Discover the latest scientific publication of EQUBITFLY in Phys. Review Research by D. C. Glattli et al.
Revisiting the physics of hole-conjugate fractional quantum Hall channels
D.C. Glattli, C. Boudet, A. De, P. Roulleau. Phys. Rev. Research, 7, 043026 (2025).
DOI: https://doi.org/10.1103/brnm-hv7c
Abstract:
The fractional quantum Hall effect provides the first example of multiple quantum phases hosting quasiparticles not being fermions or bosons, but anyons. It is therefore important to investigate whether all these phases can be practical to detect these anyons. Here, we propose revisiting the intriguing physics of hole-conjugate Fractional Quantum Hall (FQH) phases with counter-propagating edge channels in the filling factor range 1/2≤𝜈≤1 whose properties may prevent anyon interference detection. In the seminal KFP model by Kane, Fisher, and Polchinski, upstream neutral and downstream charge modes, along with random incoherent interchannel tunneling, are considered essential for explaining the observed conductance at 𝜈=2/3. In this work, we introduce a minimal model that qualitatively reproduces the edge physics of the 𝜈=2/3 FQH phase without invoking neutral and charge modes.

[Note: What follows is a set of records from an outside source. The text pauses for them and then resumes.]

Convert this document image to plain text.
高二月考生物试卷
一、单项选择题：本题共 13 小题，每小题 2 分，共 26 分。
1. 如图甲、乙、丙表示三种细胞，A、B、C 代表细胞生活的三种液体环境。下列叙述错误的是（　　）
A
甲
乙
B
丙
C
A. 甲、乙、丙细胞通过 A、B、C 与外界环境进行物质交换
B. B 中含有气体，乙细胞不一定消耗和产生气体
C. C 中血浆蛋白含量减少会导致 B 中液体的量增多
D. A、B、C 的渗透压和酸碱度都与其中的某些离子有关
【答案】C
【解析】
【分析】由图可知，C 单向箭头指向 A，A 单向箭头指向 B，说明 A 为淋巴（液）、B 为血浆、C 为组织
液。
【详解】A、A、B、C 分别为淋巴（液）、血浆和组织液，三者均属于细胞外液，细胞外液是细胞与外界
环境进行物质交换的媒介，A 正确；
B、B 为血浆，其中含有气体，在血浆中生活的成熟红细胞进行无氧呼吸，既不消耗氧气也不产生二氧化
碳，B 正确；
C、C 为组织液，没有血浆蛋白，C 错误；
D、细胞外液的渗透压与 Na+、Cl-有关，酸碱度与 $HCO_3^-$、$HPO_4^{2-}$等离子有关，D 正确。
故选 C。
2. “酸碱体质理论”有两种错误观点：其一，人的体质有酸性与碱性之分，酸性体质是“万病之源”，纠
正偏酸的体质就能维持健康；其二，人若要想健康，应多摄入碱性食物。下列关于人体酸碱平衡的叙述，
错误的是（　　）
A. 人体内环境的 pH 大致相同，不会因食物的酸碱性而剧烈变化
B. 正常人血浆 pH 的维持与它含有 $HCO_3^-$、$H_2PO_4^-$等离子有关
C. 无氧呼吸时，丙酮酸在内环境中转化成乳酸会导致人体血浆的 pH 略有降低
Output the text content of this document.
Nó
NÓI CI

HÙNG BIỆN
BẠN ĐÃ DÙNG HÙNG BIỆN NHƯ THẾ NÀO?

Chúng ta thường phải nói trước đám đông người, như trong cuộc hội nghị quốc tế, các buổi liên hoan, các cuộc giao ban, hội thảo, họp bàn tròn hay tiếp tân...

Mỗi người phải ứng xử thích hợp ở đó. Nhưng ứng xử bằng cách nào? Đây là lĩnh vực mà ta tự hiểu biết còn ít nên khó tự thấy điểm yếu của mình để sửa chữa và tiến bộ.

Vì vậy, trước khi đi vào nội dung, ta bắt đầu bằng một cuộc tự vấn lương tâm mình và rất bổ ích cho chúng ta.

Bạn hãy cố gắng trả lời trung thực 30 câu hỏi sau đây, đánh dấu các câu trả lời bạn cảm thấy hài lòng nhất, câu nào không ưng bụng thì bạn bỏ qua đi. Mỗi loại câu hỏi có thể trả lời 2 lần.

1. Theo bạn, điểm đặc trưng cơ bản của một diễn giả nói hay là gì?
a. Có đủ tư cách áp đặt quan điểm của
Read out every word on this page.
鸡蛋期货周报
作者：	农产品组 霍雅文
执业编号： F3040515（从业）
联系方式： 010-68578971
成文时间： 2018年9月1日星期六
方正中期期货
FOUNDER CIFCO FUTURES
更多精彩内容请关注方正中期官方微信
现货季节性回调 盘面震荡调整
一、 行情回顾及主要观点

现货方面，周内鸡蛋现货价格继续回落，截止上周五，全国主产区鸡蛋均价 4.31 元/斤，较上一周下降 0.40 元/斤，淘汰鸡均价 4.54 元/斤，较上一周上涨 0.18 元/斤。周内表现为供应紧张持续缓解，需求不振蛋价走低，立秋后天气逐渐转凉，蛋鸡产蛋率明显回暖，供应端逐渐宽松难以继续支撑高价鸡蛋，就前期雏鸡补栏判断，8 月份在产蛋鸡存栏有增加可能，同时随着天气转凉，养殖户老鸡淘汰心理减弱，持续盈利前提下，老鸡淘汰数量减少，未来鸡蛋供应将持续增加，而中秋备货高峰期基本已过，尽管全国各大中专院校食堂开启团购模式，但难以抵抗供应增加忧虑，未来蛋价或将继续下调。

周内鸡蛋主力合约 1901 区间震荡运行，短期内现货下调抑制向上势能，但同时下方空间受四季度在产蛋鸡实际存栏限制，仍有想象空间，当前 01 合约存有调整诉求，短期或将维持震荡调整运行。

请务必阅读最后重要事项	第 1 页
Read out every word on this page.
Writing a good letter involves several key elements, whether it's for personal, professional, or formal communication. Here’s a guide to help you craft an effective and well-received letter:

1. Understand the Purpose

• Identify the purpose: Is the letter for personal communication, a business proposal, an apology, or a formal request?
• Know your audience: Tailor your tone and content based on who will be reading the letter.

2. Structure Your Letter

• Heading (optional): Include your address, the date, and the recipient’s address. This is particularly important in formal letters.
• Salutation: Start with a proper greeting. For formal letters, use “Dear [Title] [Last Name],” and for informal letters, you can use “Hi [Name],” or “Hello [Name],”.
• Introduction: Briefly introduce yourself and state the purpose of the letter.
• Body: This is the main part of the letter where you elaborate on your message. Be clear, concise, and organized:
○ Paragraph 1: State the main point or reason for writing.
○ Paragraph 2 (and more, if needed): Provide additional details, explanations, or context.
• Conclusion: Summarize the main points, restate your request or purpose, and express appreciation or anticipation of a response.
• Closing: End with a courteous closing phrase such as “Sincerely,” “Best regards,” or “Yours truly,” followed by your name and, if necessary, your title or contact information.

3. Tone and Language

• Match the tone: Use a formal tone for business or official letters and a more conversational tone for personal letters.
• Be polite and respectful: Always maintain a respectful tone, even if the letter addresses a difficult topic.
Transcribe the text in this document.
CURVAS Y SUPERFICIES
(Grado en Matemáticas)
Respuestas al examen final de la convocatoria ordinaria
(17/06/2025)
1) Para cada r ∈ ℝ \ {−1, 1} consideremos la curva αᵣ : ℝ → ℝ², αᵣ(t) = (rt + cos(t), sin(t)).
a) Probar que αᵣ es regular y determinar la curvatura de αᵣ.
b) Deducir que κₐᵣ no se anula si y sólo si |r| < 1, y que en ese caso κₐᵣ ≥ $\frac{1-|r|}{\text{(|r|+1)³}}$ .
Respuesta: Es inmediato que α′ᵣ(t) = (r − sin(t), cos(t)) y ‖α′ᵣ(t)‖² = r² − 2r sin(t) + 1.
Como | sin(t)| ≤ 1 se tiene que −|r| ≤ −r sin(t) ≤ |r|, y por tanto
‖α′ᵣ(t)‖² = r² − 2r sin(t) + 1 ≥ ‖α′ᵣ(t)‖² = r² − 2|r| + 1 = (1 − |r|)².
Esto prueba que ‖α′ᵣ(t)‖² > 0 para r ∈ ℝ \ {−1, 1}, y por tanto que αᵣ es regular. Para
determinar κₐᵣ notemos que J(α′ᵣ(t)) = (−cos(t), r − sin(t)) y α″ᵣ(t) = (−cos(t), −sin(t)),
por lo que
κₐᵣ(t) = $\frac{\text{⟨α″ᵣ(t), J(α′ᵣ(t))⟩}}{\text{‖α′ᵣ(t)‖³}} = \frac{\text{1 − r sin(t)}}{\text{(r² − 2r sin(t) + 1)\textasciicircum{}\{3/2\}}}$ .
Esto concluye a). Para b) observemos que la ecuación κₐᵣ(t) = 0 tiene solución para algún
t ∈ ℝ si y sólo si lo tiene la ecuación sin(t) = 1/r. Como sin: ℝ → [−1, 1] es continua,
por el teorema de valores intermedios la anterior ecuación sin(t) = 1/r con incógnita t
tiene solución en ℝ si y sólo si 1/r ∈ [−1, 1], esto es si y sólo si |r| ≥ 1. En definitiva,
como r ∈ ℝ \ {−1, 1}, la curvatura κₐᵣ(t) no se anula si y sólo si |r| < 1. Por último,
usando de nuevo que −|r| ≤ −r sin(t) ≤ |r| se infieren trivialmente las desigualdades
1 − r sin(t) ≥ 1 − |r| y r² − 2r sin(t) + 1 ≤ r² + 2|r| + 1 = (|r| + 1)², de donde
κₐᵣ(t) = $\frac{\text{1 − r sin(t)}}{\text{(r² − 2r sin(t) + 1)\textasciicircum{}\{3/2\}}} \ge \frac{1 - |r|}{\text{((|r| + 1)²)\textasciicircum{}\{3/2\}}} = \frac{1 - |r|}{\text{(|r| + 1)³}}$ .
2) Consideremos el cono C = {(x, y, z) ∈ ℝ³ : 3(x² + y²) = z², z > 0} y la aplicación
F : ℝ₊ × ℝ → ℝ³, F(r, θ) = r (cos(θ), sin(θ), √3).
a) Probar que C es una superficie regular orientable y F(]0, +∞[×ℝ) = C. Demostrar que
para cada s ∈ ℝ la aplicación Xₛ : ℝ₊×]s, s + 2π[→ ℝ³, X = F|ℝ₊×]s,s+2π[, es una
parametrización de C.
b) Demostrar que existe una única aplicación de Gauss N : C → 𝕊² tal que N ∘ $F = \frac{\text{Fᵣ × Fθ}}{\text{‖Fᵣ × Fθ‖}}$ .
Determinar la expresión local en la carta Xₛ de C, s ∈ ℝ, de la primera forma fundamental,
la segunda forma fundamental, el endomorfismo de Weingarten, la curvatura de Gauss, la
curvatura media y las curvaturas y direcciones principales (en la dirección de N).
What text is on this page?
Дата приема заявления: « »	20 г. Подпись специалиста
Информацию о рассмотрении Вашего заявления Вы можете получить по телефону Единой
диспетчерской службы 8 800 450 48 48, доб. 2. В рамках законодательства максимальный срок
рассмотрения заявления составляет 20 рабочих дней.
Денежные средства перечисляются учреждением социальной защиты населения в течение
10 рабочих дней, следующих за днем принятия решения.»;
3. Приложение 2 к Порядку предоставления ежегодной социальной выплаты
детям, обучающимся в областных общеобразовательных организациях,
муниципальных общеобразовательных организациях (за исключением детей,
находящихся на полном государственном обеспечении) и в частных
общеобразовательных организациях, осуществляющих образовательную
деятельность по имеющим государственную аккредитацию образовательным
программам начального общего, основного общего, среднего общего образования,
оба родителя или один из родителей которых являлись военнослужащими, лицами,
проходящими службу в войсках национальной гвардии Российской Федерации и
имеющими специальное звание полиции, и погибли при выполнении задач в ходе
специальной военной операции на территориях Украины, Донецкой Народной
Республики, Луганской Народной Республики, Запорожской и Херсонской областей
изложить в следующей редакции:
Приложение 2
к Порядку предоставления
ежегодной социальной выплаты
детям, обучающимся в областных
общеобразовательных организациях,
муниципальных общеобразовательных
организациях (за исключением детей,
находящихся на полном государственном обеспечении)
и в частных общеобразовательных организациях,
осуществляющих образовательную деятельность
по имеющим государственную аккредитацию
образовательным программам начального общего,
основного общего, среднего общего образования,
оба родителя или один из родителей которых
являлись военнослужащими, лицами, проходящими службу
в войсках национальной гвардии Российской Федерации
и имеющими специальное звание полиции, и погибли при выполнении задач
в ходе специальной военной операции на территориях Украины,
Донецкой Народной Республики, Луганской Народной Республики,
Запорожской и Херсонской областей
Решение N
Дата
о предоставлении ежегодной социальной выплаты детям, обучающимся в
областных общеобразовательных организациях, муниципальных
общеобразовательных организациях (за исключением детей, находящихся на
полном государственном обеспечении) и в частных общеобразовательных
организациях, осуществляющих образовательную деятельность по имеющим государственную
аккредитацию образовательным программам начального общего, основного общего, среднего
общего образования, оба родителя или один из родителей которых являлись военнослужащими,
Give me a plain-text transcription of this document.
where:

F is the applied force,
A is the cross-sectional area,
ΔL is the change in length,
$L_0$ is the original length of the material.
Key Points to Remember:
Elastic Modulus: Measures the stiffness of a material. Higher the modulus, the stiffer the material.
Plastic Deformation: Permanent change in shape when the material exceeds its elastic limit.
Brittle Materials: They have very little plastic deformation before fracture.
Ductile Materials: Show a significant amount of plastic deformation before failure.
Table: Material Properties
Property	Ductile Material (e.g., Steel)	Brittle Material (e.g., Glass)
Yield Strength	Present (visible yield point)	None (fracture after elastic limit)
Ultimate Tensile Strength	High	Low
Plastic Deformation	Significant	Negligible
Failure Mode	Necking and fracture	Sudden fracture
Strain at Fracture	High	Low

By inserting 𝑁 fictive reservoirs—either Landauer reservoirs (LRs) or Energy-Preserving Reservoirs (EPRs)—along the counter-propagating channels to simulate edge channel mixing, we show that the conductance rapidly approaches the KFP fixed point of 2/3×(𝑒2/ℎ) for both EPRs and LRs. While LRs produce equal charge and thermal relaxation lengths, EPRs exhibit an infinite thermal relaxation length, consistent with recent observations. Our model also predicts current noise in small Hall bars that varies linearly with voltage at large bias, with an apparent Fano factor ≃0.19/√𝑁+1 for 𝑁 LRs or an exponentially vanishing Fano factor for EPRs. Moreover, with a Quantum Point Contact at the center of the Hall bar, the model predicts the recently observed 0.5𝑒2/ℎ conductance plateau. Finally, early experiments reporting upstream excitations are found to be conveniently explained by upstream diffusive heat flow and delta-𝑇 noise, rather than by specific collective neutral modes. The results obtained in this study can be generalized to more complex hole-conjugate fractional quantum Hall phases.